La CCD ha elaborado esta declaración a raíz de la solicitud trasladada a la Organización Médica Colegial (OMC) por una médico miembro de la Comisión de Deontología de un colegio de médicos que ponía en cuestión la relación existente entre algunas sociedades científicas y productos como los cereales, galletas, salchichas, bebidas, pañales, compresas, leche o compuesto de Omega-3.

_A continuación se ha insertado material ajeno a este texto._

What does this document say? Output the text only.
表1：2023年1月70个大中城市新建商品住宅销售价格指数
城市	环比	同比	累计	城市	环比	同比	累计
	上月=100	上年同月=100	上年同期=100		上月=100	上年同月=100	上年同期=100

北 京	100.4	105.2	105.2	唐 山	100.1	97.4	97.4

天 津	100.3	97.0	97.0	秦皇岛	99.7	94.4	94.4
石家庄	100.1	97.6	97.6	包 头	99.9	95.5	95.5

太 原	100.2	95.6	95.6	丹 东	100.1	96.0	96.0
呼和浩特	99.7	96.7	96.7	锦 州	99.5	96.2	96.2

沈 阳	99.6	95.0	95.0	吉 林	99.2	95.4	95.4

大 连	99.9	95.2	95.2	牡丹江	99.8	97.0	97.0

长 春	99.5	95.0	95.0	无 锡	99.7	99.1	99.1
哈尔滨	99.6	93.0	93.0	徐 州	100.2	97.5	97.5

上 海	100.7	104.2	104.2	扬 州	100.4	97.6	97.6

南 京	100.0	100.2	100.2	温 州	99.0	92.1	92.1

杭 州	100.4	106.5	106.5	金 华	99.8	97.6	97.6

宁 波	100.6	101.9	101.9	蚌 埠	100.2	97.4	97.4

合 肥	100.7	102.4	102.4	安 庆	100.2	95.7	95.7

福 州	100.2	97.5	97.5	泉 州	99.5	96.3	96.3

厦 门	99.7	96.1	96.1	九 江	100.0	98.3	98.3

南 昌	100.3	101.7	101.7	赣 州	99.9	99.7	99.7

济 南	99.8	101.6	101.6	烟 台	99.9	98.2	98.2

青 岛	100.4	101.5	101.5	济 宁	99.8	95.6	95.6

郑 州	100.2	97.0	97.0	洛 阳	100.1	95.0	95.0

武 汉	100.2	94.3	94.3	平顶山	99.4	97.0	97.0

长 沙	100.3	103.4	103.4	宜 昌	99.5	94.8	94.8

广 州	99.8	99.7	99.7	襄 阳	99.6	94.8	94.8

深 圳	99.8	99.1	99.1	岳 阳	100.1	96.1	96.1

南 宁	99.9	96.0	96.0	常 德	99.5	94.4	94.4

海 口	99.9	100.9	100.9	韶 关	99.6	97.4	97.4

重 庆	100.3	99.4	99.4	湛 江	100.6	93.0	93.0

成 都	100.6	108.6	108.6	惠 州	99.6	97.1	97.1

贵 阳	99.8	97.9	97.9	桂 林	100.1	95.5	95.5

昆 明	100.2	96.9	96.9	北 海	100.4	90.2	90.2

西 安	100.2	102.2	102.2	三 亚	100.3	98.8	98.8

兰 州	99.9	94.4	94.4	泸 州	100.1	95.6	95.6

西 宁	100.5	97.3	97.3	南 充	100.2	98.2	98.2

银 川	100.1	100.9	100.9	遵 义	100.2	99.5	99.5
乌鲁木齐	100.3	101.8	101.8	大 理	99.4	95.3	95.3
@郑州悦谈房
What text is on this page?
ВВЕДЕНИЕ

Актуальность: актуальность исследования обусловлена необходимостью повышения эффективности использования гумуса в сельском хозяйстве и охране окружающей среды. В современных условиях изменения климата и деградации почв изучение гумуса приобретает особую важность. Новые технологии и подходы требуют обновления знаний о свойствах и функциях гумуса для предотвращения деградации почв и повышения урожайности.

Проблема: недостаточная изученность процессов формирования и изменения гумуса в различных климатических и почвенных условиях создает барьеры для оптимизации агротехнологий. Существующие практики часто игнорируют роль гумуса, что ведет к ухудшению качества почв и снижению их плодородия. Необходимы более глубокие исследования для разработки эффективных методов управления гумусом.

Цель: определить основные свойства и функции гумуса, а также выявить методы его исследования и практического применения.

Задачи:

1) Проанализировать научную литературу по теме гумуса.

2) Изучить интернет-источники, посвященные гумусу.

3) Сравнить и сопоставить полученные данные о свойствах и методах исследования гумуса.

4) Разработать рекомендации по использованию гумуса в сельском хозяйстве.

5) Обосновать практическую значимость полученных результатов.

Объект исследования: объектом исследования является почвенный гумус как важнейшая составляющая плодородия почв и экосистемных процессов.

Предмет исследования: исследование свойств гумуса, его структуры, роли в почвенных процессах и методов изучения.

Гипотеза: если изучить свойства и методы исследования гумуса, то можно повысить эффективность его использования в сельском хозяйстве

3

Y es que, a juicio de la demandante, más allá de lo que se anuncie, es "grave" que se preste la imagen de médicos y sociedades científicas para avalar la superioridad y excelencia de determinados productos alimentarios o de marcas comerciales sobre otras, sin que se haya probado la base científica sobre la que se sustenta esta publicidad.
En este sentido, el CCD ha recordado que la publicidad médica debe ser "objetiva, prudente y veraz" para no levantar "falsas esperanzas" o conceptos "infundados", por lo que ha advertido de que es "contrario" a la ética hacer publicidad "engañosa y encubierta", así como promocionar productos "sin suficiente soporte científico".
DEBEN TENER EVIDENCIA CIENTÍFICA
Por ello, ha asegurado que las instituciones, organizaciones y sociedades científico médicas no deberían avalar publicitariamente la "bondad" de ningún producto de consumo que no tenga evidencia científica probada. Asimismo, y conscientes de la necesidad actual de contar con el patrocinio de la industria para desarrollar actividades docente y formativas, el organismo ha reconocido que esto es deontológicamente aceptable siempre que haya transparencia, asunción de responsabilidades por parte de los promotores y que los beneficios de los productos ofrecidos a la población superen "ampliamente a los posibles riesgos o efectos adversos".
Ahora bien, prosigue, es "contrario" a la deontología médica solicitar o aceptar contraprestaciones a cambio de prestar la imagen de la profesión médica para avalar productos alimenticios de "dudosa salubridad", así como hacer publicidad "engañosa o encubierta" o promoción de un producto de consumo sin el suficiente soporte científico.
"En el caso que de una institución, organización o sociedad científico médica decida hacer publicidad de cualquier tipo de producto, deberá considerar que no es nocivo para la salud, que existe evidencia científica sobre los beneficios para la salud y que declare la existencia de posibles conflictos de interés en relación con las industrias que comercializan dicho producto", ha zanjado.